Relief for Data Challenges
Some major challenges to data science include inaccessible data, privacy issues, and dirty data.
Inaccessible Data: When data is missing from a mathematical equation, we can find the missing number using an algorithm or econometrics. However, in the world of digital data, the predicted accuracy sharply declines if a subsequent series of numbers is missing. With the use of blockchain, the right mix of artificial intelligence (AI), and the IoT, we will be able to fix such gaps using the information of cross border transactions.
Privacy Issues: Exclusive privacy rights and compliance are two essential aspects of data management. These two components will continue to apply to blockchain technology as well. Since this technology works on a democratic and distributive notion, the hindrance of information flow wouldn’t be as big of an issue as with more traditional systems. In most industries, supplier and manufacturer relationships hold the key for both upstream and downstream information flow for a product. Therefore, a partnership model between the two entities is likely to ensure compliance and increase communication/information flow.
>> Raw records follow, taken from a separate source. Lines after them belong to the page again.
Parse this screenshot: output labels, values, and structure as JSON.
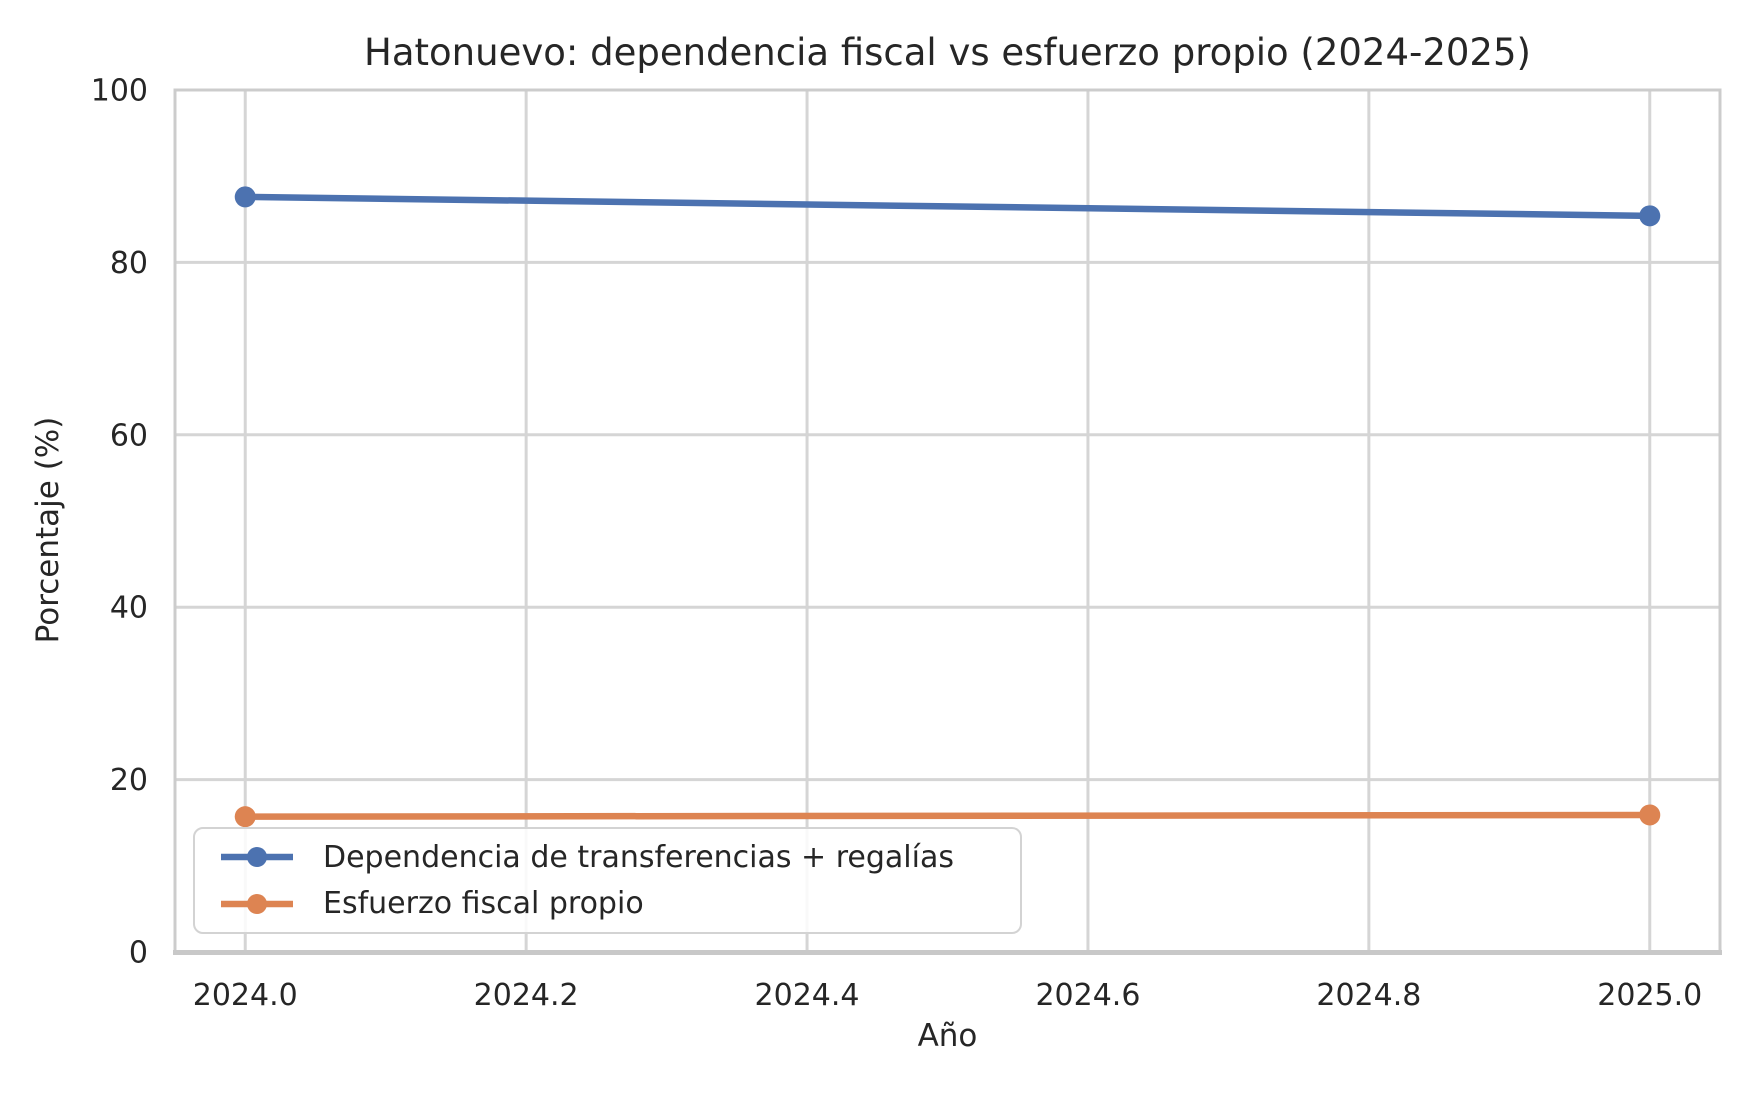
{
  "chart_data": {
    "type": "line",
    "title": "Hatonuevo: dependencia fiscal vs esfuerzo propio (2024-2025)",
    "xlabel": "Año",
    "ylabel": "Porcentaje (%)",
    "x": [
      2024,
      2025
    ],
    "series": [
      {
        "name": "Dependencia de transferencias + regalías",
        "color": "#4C72B0",
        "values": [
          87.6,
          85.4
        ]
      },
      {
        "name": "Esfuerzo fiscal propio",
        "color": "#DD8452",
        "values": [
          15.7,
          15.9
        ]
      }
    ],
    "xlim": [
      2023.95,
      2025.05
    ],
    "ylim": [
      0,
      100
    ],
    "xticks": [
      2024.0,
      2024.2,
      2024.4,
      2024.6,
      2024.8,
      2025.0
    ],
    "xtick_labels": [
      "2024.0",
      "2024.2",
      "2024.4",
      "2024.6",
      "2024.8",
      "2025.0"
    ],
    "yticks": [
      0,
      20,
      40,
      60,
      80,
      100
    ],
    "ytick_labels": [
      "0",
      "20",
      "40",
      "60",
      "80",
      "100"
    ],
    "grid": true,
    "legend_position": "lower left",
    "colors": {
      "background": "#FFFFFF",
      "grid": "#D5D5D5",
      "spine": "#CCCCCC",
      "text": "#262626"
    }
  }
}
Dirty Data: It can be a challenge to claim and explore data. The majority of data in a transaction system is usually full of flaws, and over 50% of an employee’s time is spent cleaning the data set. Currently, cleansing data is confined to removing duplicates and assigning a few correct words within the system to capture errors. Challenges increase when we try to correct past data involving more stakeholders, less cooperation, no time to correct, and frequent hierarchy movement or ownership shift. In reality, this painstaking re-work and data cleansing only corrects 10% to 20% of data faults.
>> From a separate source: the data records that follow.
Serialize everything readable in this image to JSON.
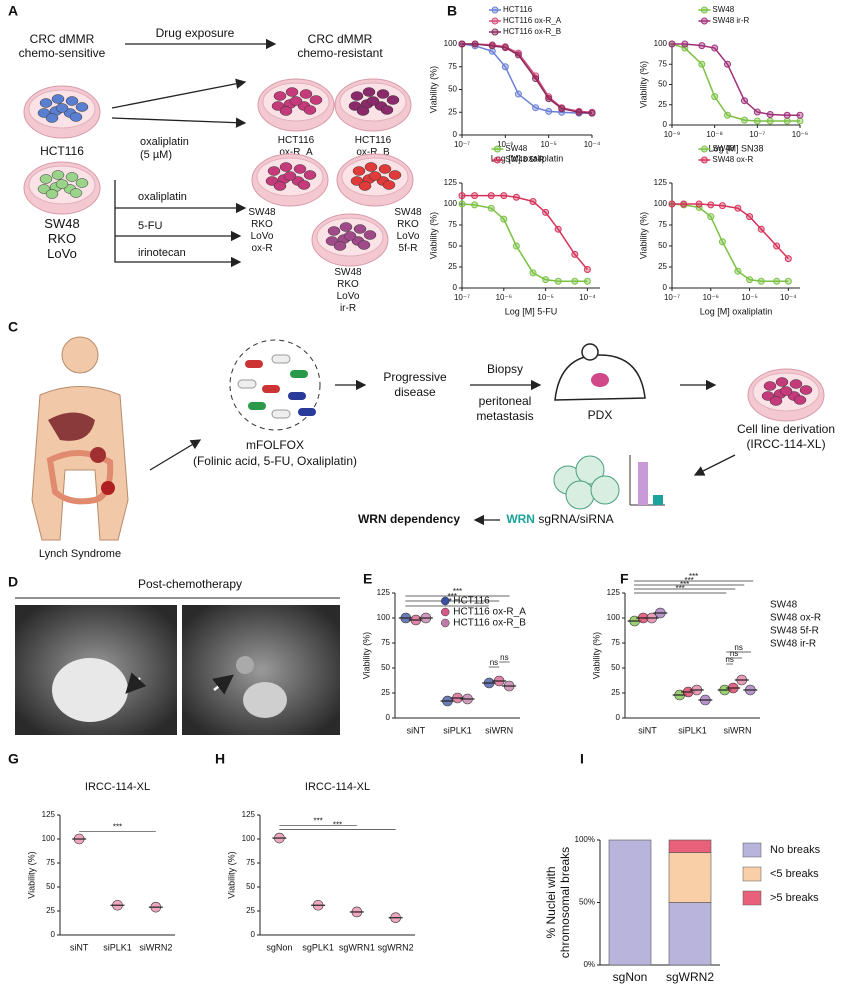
{
  "panel_labels": [
    "A",
    "B",
    "C",
    "D",
    "E",
    "F",
    "G",
    "H",
    "I"
  ],
  "panel_a": {
    "sensitive": [
      "CRC dMMR",
      "chemo-sensitive"
    ],
    "drug_exposure": "Drug exposure",
    "resistant": [
      "CRC dMMR",
      "chemo-resistant"
    ],
    "hct116": "HCT116",
    "oxaliplatin_dose": [
      "oxaliplatin",
      "(5 µM)"
    ],
    "hct_a": [
      "HCT116",
      "ox-R_A"
    ],
    "hct_b": [
      "HCT116",
      "ox-R_B"
    ],
    "lines": [
      "SW48",
      "RKO",
      "LoVo"
    ],
    "drugs": [
      "oxaliplatin",
      "5-FU",
      "irinotecan"
    ],
    "ox_r": [
      "SW48",
      "RKO",
      "LoVo",
      "ox-R"
    ],
    "f_r": [
      "SW48",
      "RKO",
      "LoVo",
      "5f-R"
    ],
    "ir_r": [
      "SW48",
      "RKO",
      "LoVo",
      "ir-R"
    ]
  },
  "panel_c": {
    "patient": "Lynch Syndrome",
    "regimen": "mFOLFOX",
    "regimen_detail": "(Folinic acid, 5-FU, Oxaliplatin)",
    "progression": [
      "Progressive",
      "disease"
    ],
    "biopsy": "Biopsy",
    "site": [
      "peritoneal",
      "metastasis"
    ],
    "pdx": "PDX",
    "derivation": [
      "Cell line derivation",
      "(IRCC-114-XL)"
    ],
    "gene": "WRN",
    "method": "sgRNA/siRNA",
    "outcome": "WRN dependency"
  },
  "panel_d": {
    "title": "Post-chemotherapy"
  },
  "chart_data": [
    {
      "type": "line",
      "xlabel": "Log [M] oxaliplatin",
      "ylabel": "Viability (%)",
      "xscale": "log",
      "xlim": [
        1e-07,
        0.0001
      ],
      "xticks": [
        {
          "value": 1e-07,
          "label": "10⁻⁷"
        },
        {
          "value": 1e-06,
          "label": "10⁻⁶"
        },
        {
          "value": 1e-05,
          "label": "10⁻⁵"
        },
        {
          "value": 0.0001,
          "label": "10⁻⁴"
        }
      ],
      "ylim": [
        0,
        100
      ],
      "yticks": [
        0,
        25,
        50,
        75,
        100
      ],
      "legend": "above",
      "x": [
        1e-07,
        2e-07,
        5e-07,
        1e-06,
        2e-06,
        5e-06,
        1e-05,
        2e-05,
        5e-05,
        0.0001
      ],
      "series": [
        {
          "name": "HCT116",
          "color": "#6a7fd6",
          "values": [
            100,
            98,
            92,
            75,
            45,
            30,
            26,
            25,
            24,
            24
          ]
        },
        {
          "name": "HCT116 ox-R_A",
          "color": "#d64a7a",
          "values": [
            100,
            100,
            99,
            97,
            90,
            65,
            42,
            30,
            26,
            25
          ]
        },
        {
          "name": "HCT116 ox-R_B",
          "color": "#8b2a5a",
          "values": [
            100,
            100,
            98,
            96,
            88,
            62,
            40,
            29,
            25,
            24
          ]
        }
      ]
    },
    {
      "type": "line",
      "xlabel": "Log [M] SN38",
      "ylabel": "Viability (%)",
      "xscale": "log",
      "xlim": [
        1e-09,
        1e-06
      ],
      "xticks": [
        {
          "value": 1e-09,
          "label": "10⁻⁹"
        },
        {
          "value": 1e-08,
          "label": "10⁻⁸"
        },
        {
          "value": 1e-07,
          "label": "10⁻⁷"
        },
        {
          "value": 1e-06,
          "label": "10⁻⁶"
        }
      ],
      "ylim": [
        0,
        100
      ],
      "yticks": [
        0,
        25,
        50,
        75,
        100
      ],
      "legend": "above",
      "x": [
        1e-09,
        2e-09,
        5e-09,
        1e-08,
        2e-08,
        5e-08,
        1e-07,
        2e-07,
        5e-07,
        1e-06
      ],
      "series": [
        {
          "name": "SW48",
          "color": "#7ac143",
          "values": [
            100,
            95,
            75,
            35,
            12,
            6,
            5,
            5,
            5,
            5
          ]
        },
        {
          "name": "SW48 ir-R",
          "color": "#a0307a",
          "values": [
            100,
            100,
            98,
            95,
            75,
            30,
            16,
            13,
            12,
            12
          ]
        }
      ]
    },
    {
      "type": "line",
      "xlabel": "Log [M] 5-FU",
      "ylabel": "Viability (%)",
      "xscale": "log",
      "xlim": [
        1e-07,
        0.0002
      ],
      "xticks": [
        {
          "value": 1e-07,
          "label": "10⁻⁷"
        },
        {
          "value": 1e-06,
          "label": "10⁻⁶"
        },
        {
          "value": 1e-05,
          "label": "10⁻⁵"
        },
        {
          "value": 0.0001,
          "label": "10⁻⁴"
        }
      ],
      "ylim": [
        0,
        125
      ],
      "yticks": [
        0,
        25,
        50,
        75,
        100,
        125
      ],
      "legend": "above",
      "x": [
        1e-07,
        2e-07,
        5e-07,
        1e-06,
        2e-06,
        5e-06,
        1e-05,
        2e-05,
        5e-05,
        0.0001
      ],
      "series": [
        {
          "name": "SW48",
          "color": "#7ac143",
          "values": [
            100,
            99,
            95,
            82,
            50,
            18,
            10,
            8,
            8,
            8
          ]
        },
        {
          "name": "SW48 5f-R",
          "color": "#d6335a",
          "values": [
            110,
            110,
            110,
            110,
            108,
            103,
            90,
            70,
            40,
            22
          ]
        }
      ]
    },
    {
      "type": "line",
      "xlabel": "Log [M] oxaliplatin",
      "ylabel": "Viability (%)",
      "xscale": "log",
      "xlim": [
        1e-07,
        0.0002
      ],
      "xticks": [
        {
          "value": 1e-07,
          "label": "10⁻⁷"
        },
        {
          "value": 1e-06,
          "label": "10⁻⁶"
        },
        {
          "value": 1e-05,
          "label": "10⁻⁵"
        },
        {
          "value": 0.0001,
          "label": "10⁻⁴"
        }
      ],
      "ylim": [
        0,
        125
      ],
      "yticks": [
        0,
        25,
        50,
        75,
        100,
        125
      ],
      "legend": "above",
      "x": [
        1e-07,
        2e-07,
        5e-07,
        1e-06,
        2e-06,
        5e-06,
        1e-05,
        2e-05,
        5e-05,
        0.0001
      ],
      "series": [
        {
          "name": "SW48",
          "color": "#7ac143",
          "values": [
            100,
            99,
            96,
            85,
            55,
            20,
            10,
            8,
            8,
            8
          ]
        },
        {
          "name": "SW48 ox-R",
          "color": "#d6335a",
          "values": [
            100,
            100,
            100,
            99,
            98,
            95,
            85,
            70,
            50,
            35
          ]
        }
      ]
    },
    {
      "type": "dot",
      "ylabel": "Viability (%)",
      "categories": [
        "siNT",
        "siPLK1",
        "siWRN"
      ],
      "ylim": [
        0,
        125
      ],
      "yticks": [
        0,
        25,
        50,
        75,
        100,
        125
      ],
      "legend": "upper right",
      "annotations": [
        "***",
        "***",
        "***",
        "ns",
        "ns"
      ],
      "series": [
        {
          "name": "HCT116",
          "color": "#3a4fa0",
          "values": [
            100,
            17,
            35
          ]
        },
        {
          "name": "HCT116 ox-R_A",
          "color": "#d45a8a",
          "values": [
            98,
            20,
            37
          ]
        },
        {
          "name": "HCT116 ox-R_B",
          "color": "#c07aa8",
          "values": [
            100,
            19,
            32
          ]
        }
      ]
    },
    {
      "type": "dot",
      "ylabel": "Viability (%)",
      "categories": [
        "siNT",
        "siPLK1",
        "siWRN"
      ],
      "ylim": [
        0,
        125
      ],
      "yticks": [
        0,
        25,
        50,
        75,
        100,
        125
      ],
      "legend": "outside right",
      "annotations": [
        "***",
        "***",
        "***",
        "***",
        "ns",
        "ns",
        "ns"
      ],
      "series": [
        {
          "name": "SW48",
          "color": "#7ac143",
          "values": [
            97,
            23,
            28
          ]
        },
        {
          "name": "SW48 ox-R",
          "color": "#d6335a",
          "values": [
            100,
            26,
            30
          ]
        },
        {
          "name": "SW48 5f-R",
          "color": "#e07aa0",
          "values": [
            100,
            28,
            38
          ]
        },
        {
          "name": "SW48 ir-R",
          "color": "#a070b8",
          "values": [
            105,
            18,
            28
          ]
        }
      ]
    },
    {
      "type": "dot",
      "title": "IRCC-114-XL",
      "ylabel": "Viability (%)",
      "categories": [
        "siNT",
        "siPLK1",
        "siWRN2"
      ],
      "ylim": [
        0,
        125
      ],
      "yticks": [
        0,
        25,
        50,
        75,
        100,
        125
      ],
      "annotations": [
        "***"
      ],
      "color": "#e88aa8",
      "values": [
        100,
        31,
        29
      ]
    },
    {
      "type": "dot",
      "title": "IRCC-114-XL",
      "ylabel": "Viability (%)",
      "categories": [
        "sgNon",
        "sgPLK1",
        "sgWRN1",
        "sgWRN2"
      ],
      "ylim": [
        0,
        125
      ],
      "yticks": [
        0,
        25,
        50,
        75,
        100,
        125
      ],
      "annotations": [
        "***",
        "***"
      ],
      "color": "#e88aa8",
      "values": [
        101,
        31,
        24,
        18
      ]
    },
    {
      "type": "stacked_bar",
      "ylabel": [
        "% Nuclei with",
        "chromosomal breaks"
      ],
      "categories": [
        "sgNon",
        "sgWRN2"
      ],
      "ylim": [
        0,
        100
      ],
      "yticks": [
        {
          "value": 0,
          "label": "0%"
        },
        {
          "value": 50,
          "label": "50%"
        },
        {
          "value": 100,
          "label": "100%"
        }
      ],
      "legend": "outside right",
      "series": [
        {
          "name": "No breaks",
          "color": "#b8b4dc",
          "values": [
            100,
            50
          ]
        },
        {
          "name": "<5 breaks",
          "color": "#f9cfa8",
          "values": [
            0,
            40
          ]
        },
        {
          "name": ">5 breaks",
          "color": "#e8607a",
          "values": [
            0,
            10
          ]
        }
      ]
    }
  ]
}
How Blockchain Will Help: Through a decentralized agreement, algorithm, cryptography, and blockchain validated data, there will be less need for data manipulation in the system because blockchain ascertains the origin of the data through its linked chains. Blockchain will help to further nurture and advance the overarching concept of Big Data. Handling enormous data sets and the high costs associated with the creation of blocks are some of the main reasons why blockchain appears to be growing at a slow pace. As blockchain technology gains further traction, as professional and operational expertise builds, and as technology costs decrease, businesses should witness extraordinary data transformations and innovations that will revolutionize their entire business.